Rudy Aernoudt

“La suppression du système gantois ne demanderait que deux minutes de courage politique”

La suppression du “Gents systeem” et de la prime syndicale ne demanderait que deux minutes de courage politique et permettrait aux syndicats de retrouver leur rôle historique.

Deux expressions néerlandophones ont dépassé les frontières: apartheid, d’origine sud-africaine, et Gents systeem. Le Gents system (système gantois) est un principe fondamental dans le monde syndical. Dans les pays qui en sont dotés , ce n’est pas l’Etat mais les syndicats qui versent les allocations de chômage aux demandeurs d’emploi. Il en reste quatre dans le monde: le Danemark, la Finlande, la Suède et la Belgique. Le modèle tire son nom de la ville où il aurait été appliqué pour la première fois à la fin du 19e siècle. Comme notre pays dispose aussi d’une Caisse auxiliaire de paiement des allocations de chômage (Capac), le système belge est un quasi- Gents systeem.
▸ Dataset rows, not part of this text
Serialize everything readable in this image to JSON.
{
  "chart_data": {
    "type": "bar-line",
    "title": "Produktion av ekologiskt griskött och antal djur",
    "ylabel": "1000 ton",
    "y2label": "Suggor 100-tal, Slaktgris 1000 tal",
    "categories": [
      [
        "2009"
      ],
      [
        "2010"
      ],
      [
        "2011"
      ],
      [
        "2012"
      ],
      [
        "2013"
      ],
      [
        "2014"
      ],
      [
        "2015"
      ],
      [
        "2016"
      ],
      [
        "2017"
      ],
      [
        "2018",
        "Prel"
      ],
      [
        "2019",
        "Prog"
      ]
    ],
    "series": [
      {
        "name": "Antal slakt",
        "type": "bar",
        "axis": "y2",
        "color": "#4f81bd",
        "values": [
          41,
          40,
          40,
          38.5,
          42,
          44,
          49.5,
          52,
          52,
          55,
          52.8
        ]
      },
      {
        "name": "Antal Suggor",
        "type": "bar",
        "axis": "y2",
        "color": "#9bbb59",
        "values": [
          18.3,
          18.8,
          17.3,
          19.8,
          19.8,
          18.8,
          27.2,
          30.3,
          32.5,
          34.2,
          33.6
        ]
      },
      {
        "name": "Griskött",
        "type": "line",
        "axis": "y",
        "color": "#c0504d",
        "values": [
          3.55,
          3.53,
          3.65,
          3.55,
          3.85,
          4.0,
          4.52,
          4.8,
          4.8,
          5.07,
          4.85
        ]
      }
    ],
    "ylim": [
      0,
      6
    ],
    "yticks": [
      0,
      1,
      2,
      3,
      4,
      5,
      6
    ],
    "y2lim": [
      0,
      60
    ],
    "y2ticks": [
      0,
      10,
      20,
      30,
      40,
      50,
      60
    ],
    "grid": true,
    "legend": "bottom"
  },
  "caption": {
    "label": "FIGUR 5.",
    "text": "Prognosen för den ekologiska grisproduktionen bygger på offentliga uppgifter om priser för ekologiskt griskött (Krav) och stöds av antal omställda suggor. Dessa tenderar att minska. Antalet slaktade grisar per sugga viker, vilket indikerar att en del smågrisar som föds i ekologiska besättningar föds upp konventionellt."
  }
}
La suppression du “Gents systeem” et de la prime syndicale ne demanderait que deux minutes de courage politique et permettrait aux syndicats de retrouver leur rôle historique.

On pourrait penser que les syndicats défendent ce système parce qu’il leur apporte des revenus supplémentaires. Un peu moins de 200 millions d’euros pour effectuer des paiements, cela ne se refuse pas. Mais ce n’est pas la raison principale. Non, le but est davantage de s’assurer que le taux de syndicalisation restera élevé. Les quatre pays européens qui appliquent le Gents systeem sont effectivement ceux où ce taux est le plus élevé parce que le syndicat y est perçu comme une manière pratique de percevoir ses aides au chômage. Les trois pays scandinaves précités affichent ainsi un taux supérieur à 60%, et 52% en Belgique, alors que la moyenne au sein l’Union européenne ne dépasse pas 28%. Les syndicats peuvent ainsi invoquer abusivement ce taux élevé pour démontrer leur représentativité. Poutant, les enquêtes révèlent que 45% des membres ne sont affiliés que pour pouvoir percevoir leurs allocations via leur syndicat en cas de chômage…

Cette position de force factice mène à des décisions contraires à celles qui s’imposent. Ainsi, bien que l’on prêche un allongement des carrières, les syndicats belges demandent la prépension à 58 ans. Les employeurs se montrent assez souples, car c’est avant tout le contribuable qui payera la facture. D’ailleurs, le Gents systeem fait que presque tous les chômeurs sont membres d’un syndicat, ce qui détourne ce dernier de son coeur d’activité: représenter les travailleurs vis-à-vis des employeurs. Autre singularité belge: les membres des syndicats reçoivent une prime syndicale pour être affiliés. Celle-ci peut atteindre jusqu’à 12 euros par mois, alors que l’adhésion s’élève à environ 15 euros par mois – avec évidemment des tarifs réduits pour les chômeurs.

Le lecteur critique pourrait remarquer que ces dysfonctionnements devraient également se retrouver au Danemark, en Finlande ou en Suède. Mais là-bas, mentalité des syndicats et atmosphère de concertation sont totalement différentes. Les syndicats sont des partenaires dans le travail, et pas dans le non-travail. Avec l’accord des syndicats, tous ces pays ont décidé de réduire la durée de chômage dans le temps. La Belgique reste ainsi le seul pays au monde où elle est illimitée. Au Danemark, l’âge de la retraite est fixé à 69 ans, 68 ans en Finlande et 69 ans en Suède. Et aucun syndicat ne remet cette décision en question.

Nous comprenons les syndicats. De la même manière qu’il est difficile de demander aux politi- ques de limiter leurs avantages, on ne peut demander aux syndicats de prendre l’initiative de mettre un terme à un Gents systeem totalement perverti. Mais tant qu’il restera en vigueur, les syndicats invoqueront leurs nombreux membres sponsorisés par la prime syndicale pour abuser de leur pouvoir, quitte à ce que la Belgique manque le train économique post-covid. La classe moyenne surtaxée, colonne vertébrale de l’économie, restera impuissante. Pourtant, la suppression du Gents systeem et de la prime syndicale ne demanderait que deux minutes de courage politique et permettrait aux syndicats de retrouver leur rôle historique, à savoir celui de partenaires dans le droit au travail.